Dans la deuxième partie de ce document, on peut lire que la « force dont il peut être tiré profit » est la « connaissance des mouvements » et le « point d’amélioration » est la « communication ». Sous le titre « Mesures de développement », il est précisé que « A.________ est d’accord » pour suivre la formation « Gérer ses émotions » ou « Communiquer » et, à la question « Comment le collaborateur envisage son avenir », il est répondu : « On va essayer de travailler pour améliorer la communication et voir si cela porte ses fruits ». Quant au courriel de l’intéressé à son employeur du 23 février 2024, reproduit in extenso sur ce document – dont B.________ SA a tiré tous les extraits, qu’elle disait pourtant provenir d’échanges verbaux ou écrits, pour illustrer le manque de motivation de son collaborateur – il constitue en réalité les notes que ce dernier avait préparées en vue de son entretien d’évaluation. Au sujet de sa motivation, il a indiqué, dans son opposition, qu’il avait exprimé une baisse de celle-ci à une seule reprise, précisément à l’occasion de cet entretien, en lien avec le fait que l’ex-employeur n’avait pas respecté les engagements pris au moment de la signature du contrat de travail. Expressément invité par la CCNAC à « se positionner sur ces allégués et en particulier sur les revendications quant aux engagements lors de la signature du contrat » et à expliquer pourquoi il n’avait pas averti son collaborateur « quant à son comportement permettant ainsi de s’exprimer et de modifier celui-ci », B.________ SA s’est curieusement abstenue de répondre sur ces deux points dans son courriel du 13 septembre 2024 et l’intimée n’a pas jugé utile de l’y contraindre. Il s’ensuit que sur la base des résultats de l’instruction menée par celle-ci, aucun comportement fautif n’est clairement établi pouvant justifier une suspension du droit de l’assuré à l’indemnité de chômage. Non seulement, ce dernier s’était déclaré d’accord de suivre une formation pour améliorer sa communication, mais surtout la question de sa motivation (« en baisse ») devait se vérifier en fonction de son efficacité « à terme », selon la seule pièce produite par l’ex-employeur pour étayer ses dires. Or ce dernier a tenu à souligner que « la qualité du travail de A.________ n’a jamais été remise en question », preuve que si sa motivation pouvait avoir été émoussée par des éventuels engagements non tenus de la part de son ex-employeur, la qualité de son travail n’en avait pas pâti.

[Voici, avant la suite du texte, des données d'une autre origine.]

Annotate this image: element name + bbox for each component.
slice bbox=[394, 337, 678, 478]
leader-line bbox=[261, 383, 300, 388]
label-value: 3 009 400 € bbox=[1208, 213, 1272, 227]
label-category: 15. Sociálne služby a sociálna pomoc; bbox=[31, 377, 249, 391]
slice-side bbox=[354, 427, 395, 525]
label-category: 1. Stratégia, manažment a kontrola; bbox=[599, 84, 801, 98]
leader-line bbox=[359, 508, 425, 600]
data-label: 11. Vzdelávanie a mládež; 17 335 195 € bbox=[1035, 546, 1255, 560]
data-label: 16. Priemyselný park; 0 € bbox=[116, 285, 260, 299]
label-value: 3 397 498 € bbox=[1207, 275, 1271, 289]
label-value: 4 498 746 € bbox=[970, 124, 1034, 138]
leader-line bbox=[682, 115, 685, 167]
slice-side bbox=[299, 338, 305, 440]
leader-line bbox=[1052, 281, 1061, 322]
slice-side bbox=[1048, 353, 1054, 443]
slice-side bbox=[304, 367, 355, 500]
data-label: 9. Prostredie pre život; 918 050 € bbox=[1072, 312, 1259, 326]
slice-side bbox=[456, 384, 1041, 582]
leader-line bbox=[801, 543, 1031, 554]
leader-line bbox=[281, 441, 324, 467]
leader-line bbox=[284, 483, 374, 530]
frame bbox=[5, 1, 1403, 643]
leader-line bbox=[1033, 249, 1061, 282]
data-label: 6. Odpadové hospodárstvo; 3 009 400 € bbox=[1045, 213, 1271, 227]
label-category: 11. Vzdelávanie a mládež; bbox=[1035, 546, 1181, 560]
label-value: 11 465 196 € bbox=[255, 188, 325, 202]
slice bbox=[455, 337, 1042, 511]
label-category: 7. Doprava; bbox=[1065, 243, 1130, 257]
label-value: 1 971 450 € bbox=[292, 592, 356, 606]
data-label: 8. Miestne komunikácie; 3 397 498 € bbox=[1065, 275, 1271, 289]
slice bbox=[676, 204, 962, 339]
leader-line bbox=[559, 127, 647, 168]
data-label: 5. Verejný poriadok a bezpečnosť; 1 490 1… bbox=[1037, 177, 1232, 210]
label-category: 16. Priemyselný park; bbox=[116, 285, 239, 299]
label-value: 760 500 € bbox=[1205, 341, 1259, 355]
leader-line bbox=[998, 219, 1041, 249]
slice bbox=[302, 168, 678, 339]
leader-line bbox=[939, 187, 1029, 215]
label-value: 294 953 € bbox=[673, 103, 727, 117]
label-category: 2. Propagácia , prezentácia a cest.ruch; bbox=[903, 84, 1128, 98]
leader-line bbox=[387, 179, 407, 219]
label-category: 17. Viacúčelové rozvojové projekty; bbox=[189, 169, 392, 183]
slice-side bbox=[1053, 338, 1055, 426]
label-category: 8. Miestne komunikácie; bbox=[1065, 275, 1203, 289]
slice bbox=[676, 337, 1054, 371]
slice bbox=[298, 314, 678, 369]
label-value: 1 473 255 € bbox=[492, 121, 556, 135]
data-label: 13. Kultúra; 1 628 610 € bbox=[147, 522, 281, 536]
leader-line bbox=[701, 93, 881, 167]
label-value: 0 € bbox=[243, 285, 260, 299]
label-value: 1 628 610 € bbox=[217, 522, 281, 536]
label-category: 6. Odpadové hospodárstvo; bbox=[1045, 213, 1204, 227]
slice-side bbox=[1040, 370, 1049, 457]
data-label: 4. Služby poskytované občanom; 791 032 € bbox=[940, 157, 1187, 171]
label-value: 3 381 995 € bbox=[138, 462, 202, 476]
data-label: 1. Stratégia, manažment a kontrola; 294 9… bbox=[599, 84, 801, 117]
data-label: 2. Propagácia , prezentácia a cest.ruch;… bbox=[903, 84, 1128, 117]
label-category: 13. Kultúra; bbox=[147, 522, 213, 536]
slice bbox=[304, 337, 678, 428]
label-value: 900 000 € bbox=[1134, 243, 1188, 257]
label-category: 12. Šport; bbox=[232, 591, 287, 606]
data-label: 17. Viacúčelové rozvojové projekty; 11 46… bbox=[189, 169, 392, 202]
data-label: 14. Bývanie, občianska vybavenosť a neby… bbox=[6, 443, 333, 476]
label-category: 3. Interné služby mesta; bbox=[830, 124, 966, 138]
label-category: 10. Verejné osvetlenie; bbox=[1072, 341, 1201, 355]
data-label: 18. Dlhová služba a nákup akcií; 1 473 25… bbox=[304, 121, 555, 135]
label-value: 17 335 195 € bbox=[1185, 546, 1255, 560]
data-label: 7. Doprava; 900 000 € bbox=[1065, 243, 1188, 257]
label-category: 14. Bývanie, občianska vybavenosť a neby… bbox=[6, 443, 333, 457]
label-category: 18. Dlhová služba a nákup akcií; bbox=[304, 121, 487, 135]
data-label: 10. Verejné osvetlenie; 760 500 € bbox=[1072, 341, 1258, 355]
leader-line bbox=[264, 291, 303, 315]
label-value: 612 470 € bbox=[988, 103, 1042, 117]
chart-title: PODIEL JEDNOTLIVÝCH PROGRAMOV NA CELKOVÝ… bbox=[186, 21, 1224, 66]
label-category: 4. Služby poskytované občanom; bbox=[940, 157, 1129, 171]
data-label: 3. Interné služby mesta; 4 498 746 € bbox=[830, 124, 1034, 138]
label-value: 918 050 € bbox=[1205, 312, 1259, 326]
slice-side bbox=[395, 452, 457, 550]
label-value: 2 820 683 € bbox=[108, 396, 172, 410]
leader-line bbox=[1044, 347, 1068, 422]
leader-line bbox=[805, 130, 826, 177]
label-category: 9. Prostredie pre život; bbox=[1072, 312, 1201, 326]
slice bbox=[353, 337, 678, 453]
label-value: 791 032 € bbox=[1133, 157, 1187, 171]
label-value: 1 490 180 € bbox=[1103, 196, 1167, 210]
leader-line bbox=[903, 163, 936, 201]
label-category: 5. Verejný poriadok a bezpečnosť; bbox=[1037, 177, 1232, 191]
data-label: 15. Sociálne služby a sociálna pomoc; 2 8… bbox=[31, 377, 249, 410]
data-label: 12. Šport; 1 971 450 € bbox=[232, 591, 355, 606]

4. C’est par conséquent à tort que la CCNAC a prononcé une suspension du droit de l’assuré à l’indemnité de chômage. Bien fondé, le recours doit être admis et la décision sur opposition, qui avait remplacé celle du 16 août 2024, être purement et simplement annulée.
Il est statué sans frais, la loi spéciale n’en prévoyant pas (art. 61 let. fbis LPGA) et sans dépens, la recourant, qui obtient gain de cause, ne faisant pas valoir des frais pour la défense de ses intérêts.
Par ces motifs,
la Cour de droit public
1. Admet le recours.
2. Annule la décision sur opposition du 7 octobre 2024.
3. Statue sans frais et sans dépens.